American financier (1935–2013)

John Jay Mortimer (October 11, 1935 – September 23, 2013) was an American financier and member of the prominent Mortimer family of New York.

==Early life==
He was one of six children born to Stanley Grafton Mortimer, Sr. (1890–1947) and Kathleen Hunt Tilford (1890–1970). His father was a stockbroker and U.S. amateur court tennis champion. His siblings included Stanley G. Mortimer Jr. (1913–1999), who was married to Babe Paley (1915-1978) and then Kathleen H. Harriman (1917-2011), the daughter of W. Averell Harriman, Henry Tilford Mortimer (1916-1993), Richard Mortimer, Eve Mortimer (1918-2007), who married Clarence Pell, Jr. and later Lewis Cass Ledyard III (1911-1990). His youngest sister, Katharine Mortimer (1923–2003), was married three times, including to Francis Xavier Shields, who became the grandfather of actress Brooke Shields.

He was a member of the prominent Standard Oil family, Mortimer is the maternal grandson of its president Henry Morgan Tilford. His paternal grandfather was Richard Mortimer, a real estate investor and member of Ward McAllister's "Four Hundred", purported to be an index of New York's best families. Through his father and paternal grandmother, Eleanor Jay Chapman Mortimer, she was a descendant of the first chief justice of the U.S. Supreme Court, John Jay, as well as the first colonial Governor of New York, Robert Livingston

==Life==
Mortimer grew up at Keewaydin in Tuxedo Park. The family home was designed by Stanford White and once belonged to Pierre Lorillard III. His family, along with the Lorillards, were the founding families of Tuxedo Park. His grandmother, the widow of Henry Morgan Tilford, was known as "one of the reigning dowagers of Tuxedo Park" for four decades. According to author Sally Bedell Smith, "her annual debutante dinners before the Autumn Ball determined which young women were approved for New York society."

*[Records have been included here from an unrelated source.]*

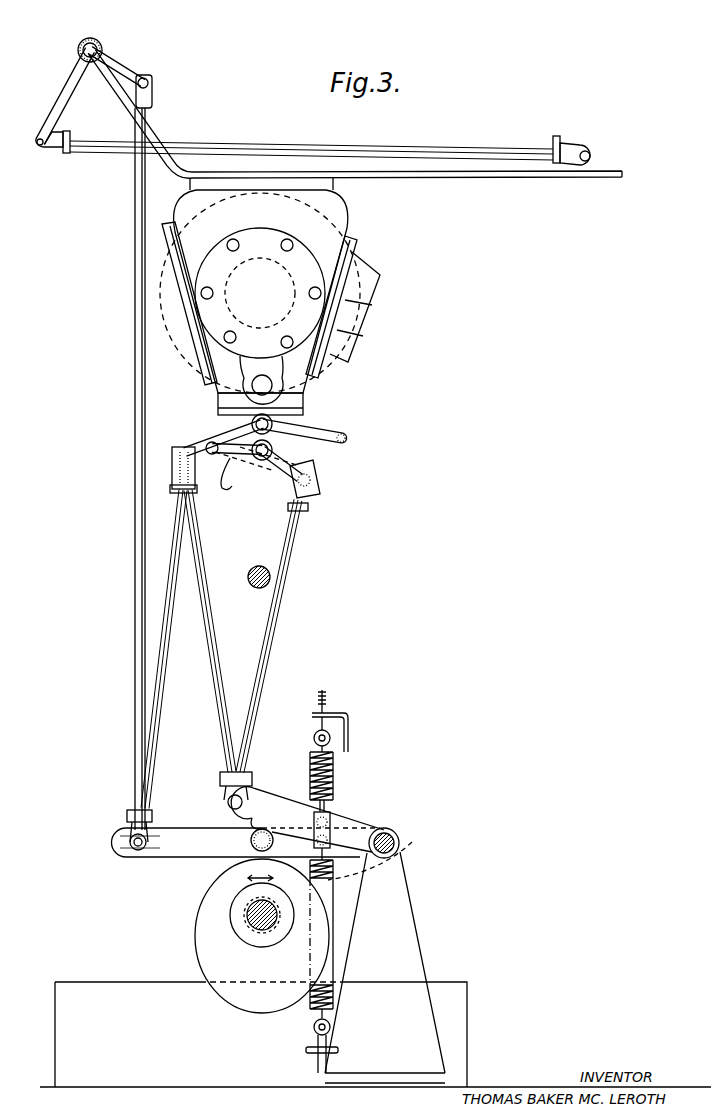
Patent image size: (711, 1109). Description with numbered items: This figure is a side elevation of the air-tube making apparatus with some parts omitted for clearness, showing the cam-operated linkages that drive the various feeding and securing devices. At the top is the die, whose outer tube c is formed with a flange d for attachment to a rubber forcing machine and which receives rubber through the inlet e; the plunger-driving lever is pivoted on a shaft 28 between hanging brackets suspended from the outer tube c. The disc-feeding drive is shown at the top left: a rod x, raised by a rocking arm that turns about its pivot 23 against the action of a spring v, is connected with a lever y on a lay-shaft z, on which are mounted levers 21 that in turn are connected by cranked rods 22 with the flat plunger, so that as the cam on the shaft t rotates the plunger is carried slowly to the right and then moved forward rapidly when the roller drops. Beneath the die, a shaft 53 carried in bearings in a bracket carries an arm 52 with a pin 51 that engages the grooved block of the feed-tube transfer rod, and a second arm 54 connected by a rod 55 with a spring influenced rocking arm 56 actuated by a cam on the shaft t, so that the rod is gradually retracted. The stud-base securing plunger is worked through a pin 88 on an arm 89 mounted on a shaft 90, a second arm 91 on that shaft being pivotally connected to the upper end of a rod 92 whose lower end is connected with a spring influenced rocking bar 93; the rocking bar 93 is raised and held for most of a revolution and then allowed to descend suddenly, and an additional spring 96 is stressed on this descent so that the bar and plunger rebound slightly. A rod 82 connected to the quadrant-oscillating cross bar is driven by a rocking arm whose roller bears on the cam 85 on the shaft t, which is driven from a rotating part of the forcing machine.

The lay-shaft z is at (102, 46).
The lever y is at (128, 70).
The lever 21 is at (72, 80).
The rod 22 is at (426, 147).
The rod x is at (140, 462).
The inlet e is at (300, 258).
The outer tube c is at (165, 272).
The flange d is at (356, 258).
The second arm 54 is at (227, 418).
The shaft 53 is at (272, 418).
The arm 52 is at (290, 432).
The pin 51 is at (350, 439).
The shaft 90 is at (262, 462).
The arm 89 is at (236, 460).
The pin 88 is at (203, 440).
The second arm 91 is at (312, 470).
The rod 92 is at (300, 568).
The shaft 28 is at (268, 585).
The rod 82 is at (212, 628).
The rod 55 is at (162, 708).
The rocking arm 56 is at (170, 840).
The pivot 23 is at (385, 832).
The rocking bar 93 is at (272, 800).
The spring v is at (397, 848).
The additional spring 96 is at (327, 778).
The cam 85 is at (200, 938).
The shaft t is at (245, 905).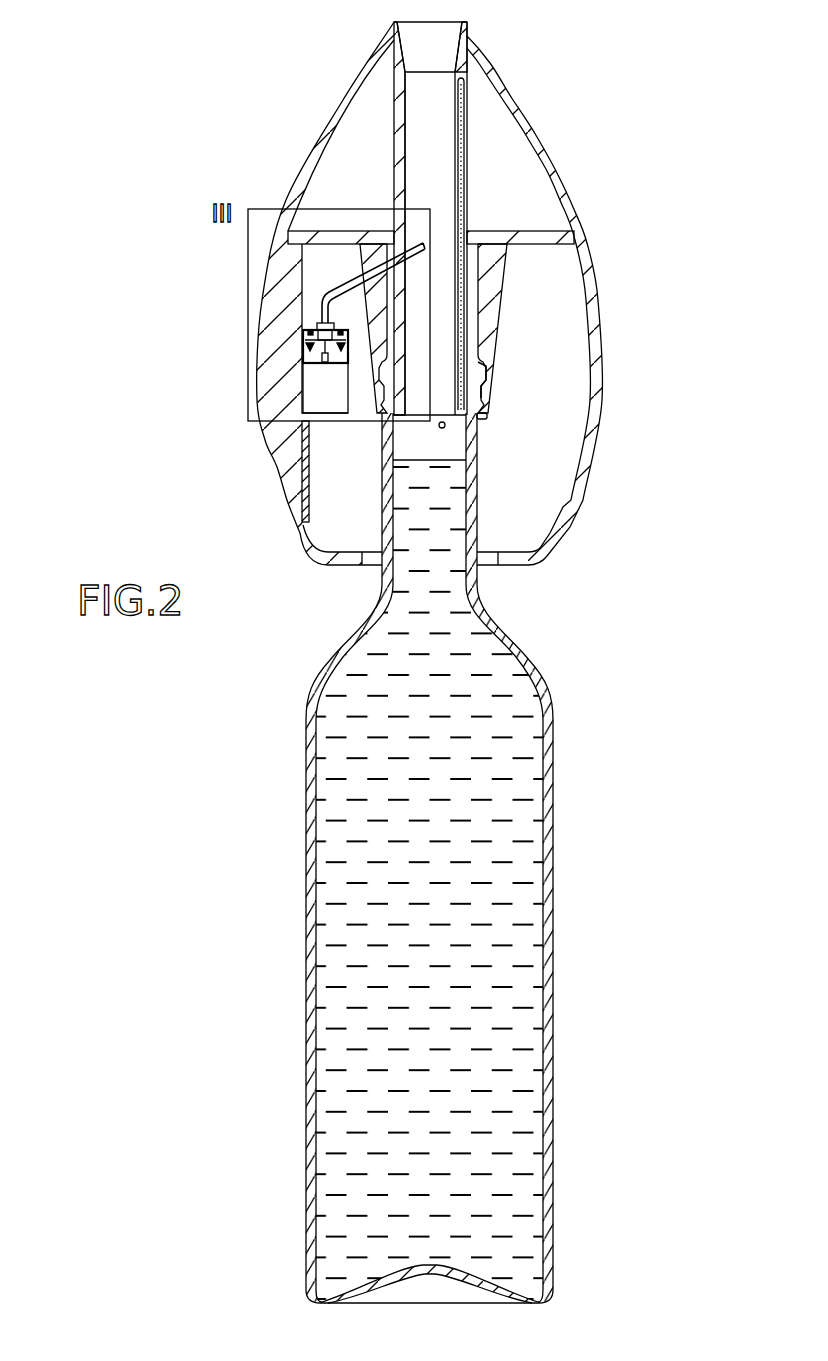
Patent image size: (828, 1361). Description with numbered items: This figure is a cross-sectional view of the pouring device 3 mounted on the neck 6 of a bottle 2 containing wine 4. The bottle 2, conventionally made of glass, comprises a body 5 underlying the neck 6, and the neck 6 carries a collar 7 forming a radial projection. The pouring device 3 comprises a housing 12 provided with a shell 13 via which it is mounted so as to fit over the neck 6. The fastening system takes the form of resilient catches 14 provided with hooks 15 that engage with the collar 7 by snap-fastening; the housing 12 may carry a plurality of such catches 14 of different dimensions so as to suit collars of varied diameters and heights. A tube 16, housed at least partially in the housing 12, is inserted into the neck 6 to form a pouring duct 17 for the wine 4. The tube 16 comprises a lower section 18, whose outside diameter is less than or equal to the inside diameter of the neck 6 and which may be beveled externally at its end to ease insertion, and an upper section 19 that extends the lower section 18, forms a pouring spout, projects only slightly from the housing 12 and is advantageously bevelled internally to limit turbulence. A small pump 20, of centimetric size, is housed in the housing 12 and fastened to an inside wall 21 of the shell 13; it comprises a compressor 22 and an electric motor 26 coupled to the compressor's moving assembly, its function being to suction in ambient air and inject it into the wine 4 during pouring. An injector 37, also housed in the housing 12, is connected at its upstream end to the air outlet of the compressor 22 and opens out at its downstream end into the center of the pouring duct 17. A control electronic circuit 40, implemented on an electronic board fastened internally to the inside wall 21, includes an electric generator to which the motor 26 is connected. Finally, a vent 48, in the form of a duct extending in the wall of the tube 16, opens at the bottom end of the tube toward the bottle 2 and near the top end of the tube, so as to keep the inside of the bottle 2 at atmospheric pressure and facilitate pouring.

The bottle 2 is at (553, 792).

He attended Buckley School and was educated at St. Mark's School in Southborough, Massachusetts.

Mortimer was a financier in New York.

==Personal life==
Mortimer was married to Senga Clark (née Mucci) Mortimer, an editor at House Beautiful magazine. Senga, the daughter of Col. Henry Mucci (1909–1997), was previously married and had a son, Dwight F. "Peter" Davis IV, from that marriage to Dwight Davis III, a grandson of Dwight F. Davis, the U.S. Secretary of War. Together, they were the parents of:

- Robert Livingston "Topper" Mortimer (b. 1975), who married, and later divorced, Tinsley Randolph Mercer (b. 1975). In 2018 he married Tabitha Simmons.
- Marian Fountain "Minnie" Mortimer (b. 1980), who married Stephen Gaghan, an Oscar-winning filmmaker, in 2007.

Mortimer died in 2013. His funeral was held in Tuxedo Park, and speakers included his son and daughter, and Lewis Lapham, the editor.